Classificações de Frequência e de Órgãos e Sistemas

As reações adversas são categorizadas utilizando terminologia regulamentar padrão. As reações frequentes (que ocorrem em 1% a 10% das utilizadoras em ensaios clínicos) incluem cefaleias (dores de cabeça), dor gastrointestinal e abdominal, dor e desconforto mamário, e hemorragia do trato genital feminino (hemorragia irregular ou spotting), que é frequentemente referida como sendo mais comum durante os primeiros três meses de tratamento.

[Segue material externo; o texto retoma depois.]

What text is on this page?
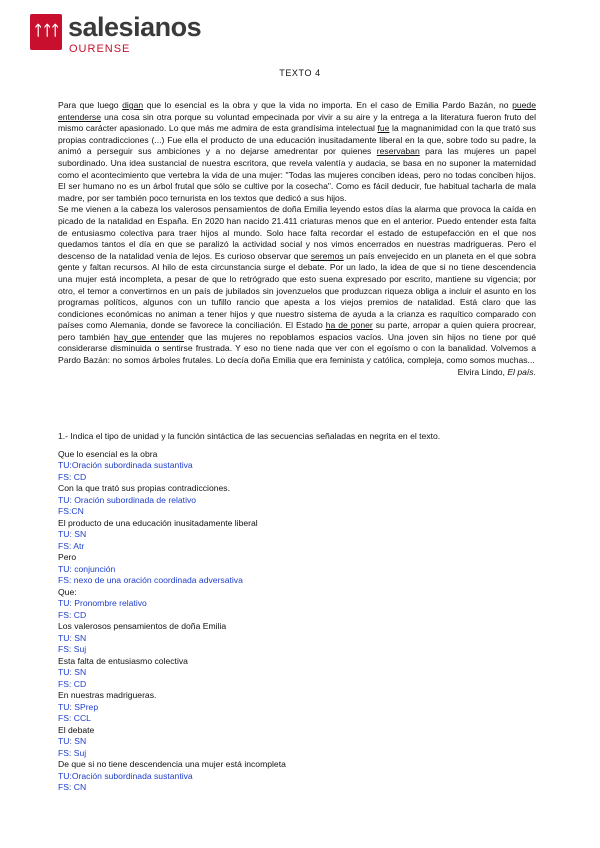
ᛏ ᛏ ᛏ salesianos
OURENSE
TEXTO 4

Para que luego digan que lo esencial es la obra y que la vida no importa. En el caso de Emilia Pardo Bazán, no puede entenderse una cosa sin otra porque su voluntad empecinada por vivir a su aire y la entrega a la literatura fueron fruto del mismo carácter apasionado. Lo que más me admira de esta grandísima intelectual fue la magnanimidad con la que trató sus propias contradicciones (...) Fue ella el producto de una educación inusitadamente liberal en la que, sobre todo su padre, la animó a perseguir sus ambiciones y a no dejarse amedrentar por quienes reservaban para las mujeres un papel subordinado. Una idea sustancial de nuestra escritora, que revela valentía y audacia, se basa en no suponer la maternidad como el acontecimiento que vertebra la vida de una mujer: "Todas las mujeres conciben ideas, pero no todas conciben hijos. El ser humano no es un árbol frutal que sólo se cultive por la cosecha". Como es fácil deducir, fue habitual tacharla de mala madre, por ser también poco ternurista en los textos que dedicó a sus hijos.

Se me vienen a la cabeza los valerosos pensamientos de doña Emilia leyendo estos días la alarma que provoca la caída en picado de la natalidad en España. En 2020 han nacido 21.411 criaturas menos que en el anterior. Puedo entender esta falta de entusiasmo colectiva para traer hijos al mundo. Solo hace falta recordar el estado de estupefacción en el que nos quedamos tantos el día en que se paralizó la actividad social y nos vimos encerrados en nuestras madrigueras. Pero el descenso de la natalidad venía de lejos. Es curioso observar que seremos un país envejecido en un planeta en el que sobra gente y faltan recursos. Al hilo de esta circunstancia surge el debate. Por un lado, la idea de que si no tiene descendencia una mujer está incompleta, a pesar de que lo retrógrado que esto suena expresado por escrito, mantiene su vigencia; por otro, el temor a convertirnos en un país de jubilados sin jovenzuelos que produzcan riqueza obliga a incluir el asunto en los programas políticos, algunos con un tufillo rancio que apesta a los viejos premios de natalidad. Está claro que las condiciones económicas no animan a tener hijos y que nuestro sistema de ayuda a la crianza es raquítico comparado con países como Alemania, donde se favorece la conciliación. El Estado ha de poner su parte, arropar a quien quiera procrear, pero también hay que entender que las mujeres no repoblamos espacios vacíos. Una joven sin hijos no tiene por qué considerarse disminuida o sentirse frustrada. Y eso no tiene nada que ver con el egoísmo o con la banalidad. Volvemos a Pardo Bazán: no somos árboles frutales. Lo decía doña Emilia que era feminista y católica, compleja, como somos muchas...

Elvira Lindo, El país.

1.- Indica el tipo de unidad y la función sintáctica de las secuencias señaladas en negrita en el texto.
Que lo esencial es la obra
TU:Oración subordinada sustantiva
FS: CD
Con la que trató sus propias contradicciones.
TU: Oración subordinada de relativo
FS:CN
El producto de una educación inusitadamente liberal
TU: SN
FS: Atr
Pero
TU: conjunción
FS: nexo de una oración coordinada adversativa
Que:
TU: Pronombre relativo
FS: CD
Los valerosos pensamientos de doña Emilia
TU: SN
FS: Suj
Esta falta de entusiasmo colectiva
TU: SN
FS: CD
En nuestras madrigueras.
TU: SPrep
FS: CCL
El debate
TU: SN
FS: Suj
De que si no tiene descendencia una mujer está incompleta
TU:Oración subordinada sustantiva
FS: CN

A rotulagem oficial agrupa estes eventos em Classes de Sistemas de Órgãos, tais como Doenças dos Órgãos Genitais e da Mama, Doenças Gastrointestinais e Doenças do Sistema Nervoso.

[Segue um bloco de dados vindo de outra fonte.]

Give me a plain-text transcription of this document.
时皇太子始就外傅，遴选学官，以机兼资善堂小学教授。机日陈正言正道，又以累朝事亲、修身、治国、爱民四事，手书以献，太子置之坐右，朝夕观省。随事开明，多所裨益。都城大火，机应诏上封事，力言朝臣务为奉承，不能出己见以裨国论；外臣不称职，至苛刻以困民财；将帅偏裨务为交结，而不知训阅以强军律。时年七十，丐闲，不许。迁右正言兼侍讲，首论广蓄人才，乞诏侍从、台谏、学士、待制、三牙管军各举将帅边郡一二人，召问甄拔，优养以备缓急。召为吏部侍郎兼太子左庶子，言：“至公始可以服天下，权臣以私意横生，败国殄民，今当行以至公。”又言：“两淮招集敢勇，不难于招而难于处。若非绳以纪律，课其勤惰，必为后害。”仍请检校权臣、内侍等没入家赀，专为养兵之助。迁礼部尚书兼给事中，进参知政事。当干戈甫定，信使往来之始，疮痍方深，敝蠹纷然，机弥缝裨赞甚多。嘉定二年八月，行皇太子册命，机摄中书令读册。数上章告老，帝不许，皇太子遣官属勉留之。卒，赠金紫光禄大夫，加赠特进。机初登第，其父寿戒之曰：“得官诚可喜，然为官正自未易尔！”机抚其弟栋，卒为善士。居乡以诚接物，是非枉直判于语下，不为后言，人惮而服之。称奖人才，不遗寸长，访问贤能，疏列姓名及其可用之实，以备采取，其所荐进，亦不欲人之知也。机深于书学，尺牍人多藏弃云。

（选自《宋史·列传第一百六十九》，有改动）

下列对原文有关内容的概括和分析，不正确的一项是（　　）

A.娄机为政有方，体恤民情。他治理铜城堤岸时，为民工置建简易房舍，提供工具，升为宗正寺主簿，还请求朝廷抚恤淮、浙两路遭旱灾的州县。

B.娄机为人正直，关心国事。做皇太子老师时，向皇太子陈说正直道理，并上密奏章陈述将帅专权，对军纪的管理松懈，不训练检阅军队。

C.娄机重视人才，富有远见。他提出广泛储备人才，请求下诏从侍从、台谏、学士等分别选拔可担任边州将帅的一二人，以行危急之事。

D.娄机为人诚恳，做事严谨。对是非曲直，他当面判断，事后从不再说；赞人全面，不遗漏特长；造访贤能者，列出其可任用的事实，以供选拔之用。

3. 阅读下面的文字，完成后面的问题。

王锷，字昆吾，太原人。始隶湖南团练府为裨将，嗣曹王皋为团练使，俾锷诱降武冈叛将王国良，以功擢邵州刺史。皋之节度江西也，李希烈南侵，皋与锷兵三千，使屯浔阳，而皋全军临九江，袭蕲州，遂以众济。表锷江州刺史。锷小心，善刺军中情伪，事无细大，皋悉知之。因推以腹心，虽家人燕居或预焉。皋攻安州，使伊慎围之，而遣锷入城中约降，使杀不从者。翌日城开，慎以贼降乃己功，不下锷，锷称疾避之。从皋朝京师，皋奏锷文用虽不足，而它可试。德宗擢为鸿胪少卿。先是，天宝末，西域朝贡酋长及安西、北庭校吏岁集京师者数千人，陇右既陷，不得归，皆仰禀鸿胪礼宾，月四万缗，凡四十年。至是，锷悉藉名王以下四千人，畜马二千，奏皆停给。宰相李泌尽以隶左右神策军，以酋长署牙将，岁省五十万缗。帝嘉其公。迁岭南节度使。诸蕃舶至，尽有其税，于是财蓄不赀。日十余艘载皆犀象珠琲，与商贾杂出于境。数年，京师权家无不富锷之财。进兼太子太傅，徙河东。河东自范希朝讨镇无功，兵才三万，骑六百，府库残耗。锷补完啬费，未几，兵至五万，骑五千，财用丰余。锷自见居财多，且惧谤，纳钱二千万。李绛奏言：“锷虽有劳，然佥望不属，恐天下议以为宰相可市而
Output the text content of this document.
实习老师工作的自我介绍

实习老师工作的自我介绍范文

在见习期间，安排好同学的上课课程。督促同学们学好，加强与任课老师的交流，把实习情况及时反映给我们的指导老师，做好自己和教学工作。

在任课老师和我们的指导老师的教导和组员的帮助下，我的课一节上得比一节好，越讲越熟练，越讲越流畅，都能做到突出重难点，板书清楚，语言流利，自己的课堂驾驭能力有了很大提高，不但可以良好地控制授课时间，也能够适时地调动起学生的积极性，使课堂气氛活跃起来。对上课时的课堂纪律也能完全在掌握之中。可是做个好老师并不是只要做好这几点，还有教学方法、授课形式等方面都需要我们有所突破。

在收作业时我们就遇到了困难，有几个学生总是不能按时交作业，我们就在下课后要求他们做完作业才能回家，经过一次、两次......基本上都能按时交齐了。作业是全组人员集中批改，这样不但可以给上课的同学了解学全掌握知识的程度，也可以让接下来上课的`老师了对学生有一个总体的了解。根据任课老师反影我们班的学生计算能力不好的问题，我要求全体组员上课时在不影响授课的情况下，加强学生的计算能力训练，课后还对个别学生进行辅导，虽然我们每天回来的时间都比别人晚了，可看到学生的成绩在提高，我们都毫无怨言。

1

Reações Adversas Graves e Restrições de Segurança

A natureza combinada da terapia está associada a riscos aumentados documentados de Eventos Tromboembólicos Graves, incluindo Trombose Venosa Profunda (TVP), Embolia Pulmonar (EP), Acidente Vascular Cerebral (AVC) e Enfarte do Miocárdio. Estes riscos vasculares, bem como um risco aumentado de Cancro da Mama, são considerações de segurança associadas à utilização prolongada da terapia hormonal combinada.

Especificamente quanto à componente drospirenona, existe um risco documentado de Hipercaliemia (níveis elevados de potássio no soro). Este risco impõe restrições de segurança à utilização em certas populações: o medicamento é oficialmente contraindicado em indivíduos com insuficiência renal, insuficiência hepática ou insuficiência suprarrenal.

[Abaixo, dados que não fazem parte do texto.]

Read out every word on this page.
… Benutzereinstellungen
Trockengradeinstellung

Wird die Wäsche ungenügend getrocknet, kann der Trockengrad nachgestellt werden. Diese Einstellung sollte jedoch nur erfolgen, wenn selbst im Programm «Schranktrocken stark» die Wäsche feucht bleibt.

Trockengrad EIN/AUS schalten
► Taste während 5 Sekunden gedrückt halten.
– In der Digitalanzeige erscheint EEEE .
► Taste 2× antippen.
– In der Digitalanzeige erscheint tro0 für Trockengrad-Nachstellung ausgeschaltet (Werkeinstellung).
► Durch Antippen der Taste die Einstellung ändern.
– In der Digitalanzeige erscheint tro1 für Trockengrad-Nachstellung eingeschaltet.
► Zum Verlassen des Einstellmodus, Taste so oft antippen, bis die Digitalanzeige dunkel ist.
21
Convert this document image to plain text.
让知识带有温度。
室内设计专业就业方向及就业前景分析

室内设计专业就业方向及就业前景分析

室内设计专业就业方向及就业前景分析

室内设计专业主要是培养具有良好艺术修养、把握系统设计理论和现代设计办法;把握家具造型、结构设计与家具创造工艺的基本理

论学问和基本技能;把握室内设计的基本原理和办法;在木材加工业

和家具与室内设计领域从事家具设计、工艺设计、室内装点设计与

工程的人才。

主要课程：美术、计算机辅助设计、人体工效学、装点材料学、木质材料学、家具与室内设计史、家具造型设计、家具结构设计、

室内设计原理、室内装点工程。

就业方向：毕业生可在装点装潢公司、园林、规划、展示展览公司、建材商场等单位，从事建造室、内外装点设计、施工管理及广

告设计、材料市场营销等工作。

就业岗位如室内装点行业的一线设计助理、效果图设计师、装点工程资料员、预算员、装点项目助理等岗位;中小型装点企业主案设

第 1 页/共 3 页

Além disso, os documentos oficiais assinalam uma consideração de segurança específica relacionada com a população, relativa a um risco aumentado de demência provável em mulheres na pós-menopausa que iniciam o tratamento aos 65 anos de idade ou mais tarde.

Sobredosagem e resposta em caso de emergência

Manifestações de Sobredosagem e Medidas Necessárias

As informações oficiais de prescrição do Espirol (Estrogénios Conjugados, Drospirenona) detalham rigorosamente as manifestações clínicas que podem ser esperadas após a ingestão aguda de uma dose superior à prescrita. As apresentações documentadas envolvem principalmente os sistemas gastrointestinal e reprodutor.

As manifestações listadas pelas autoridades reguladoras são as náuseas e os vómitos. Adicionalmente, existe o potencial de ocorrência de hemorragia vaginal, especificamente classificada como hemorragia de privação, sendo esta uma observação documentada com base na experiência com produtos hormonais combinados. De acordo com a secção de sobredosagem da documentação regulamentar, a sobredosagem aguda com esta formulação específica não está associada a consequências que coloquem a vida em risco.

Procurar Ajuda Médica de Emergência

As autoridades reguladoras determinam que é necessária assistência médica imediata em caso de sobredosagem confirmada ou suspeita. Os indivíduos são instruídos a contactar prontamente os serviços de emergência ou a ligar para uma linha de apoio antivenenos para obter orientação e avaliação.

Uma vez que não se conhece um antídoto específico para contrariar os efeitos de uma sobredosagem aguda de Espirol, a estratégia de gestão necessária limita-se ao tratamento sintomático e de suporte. Esta abordagem visa tratar as manifestações clínicas documentadas. Considerações específicas para certas populações observam o potencial de hemorragia de privação em alguns indivíduos, sendo esta uma observação documentada para os profissionais de saúde considerarem durante a avaliação, o que reforça a necessidade de uma consulta imediata.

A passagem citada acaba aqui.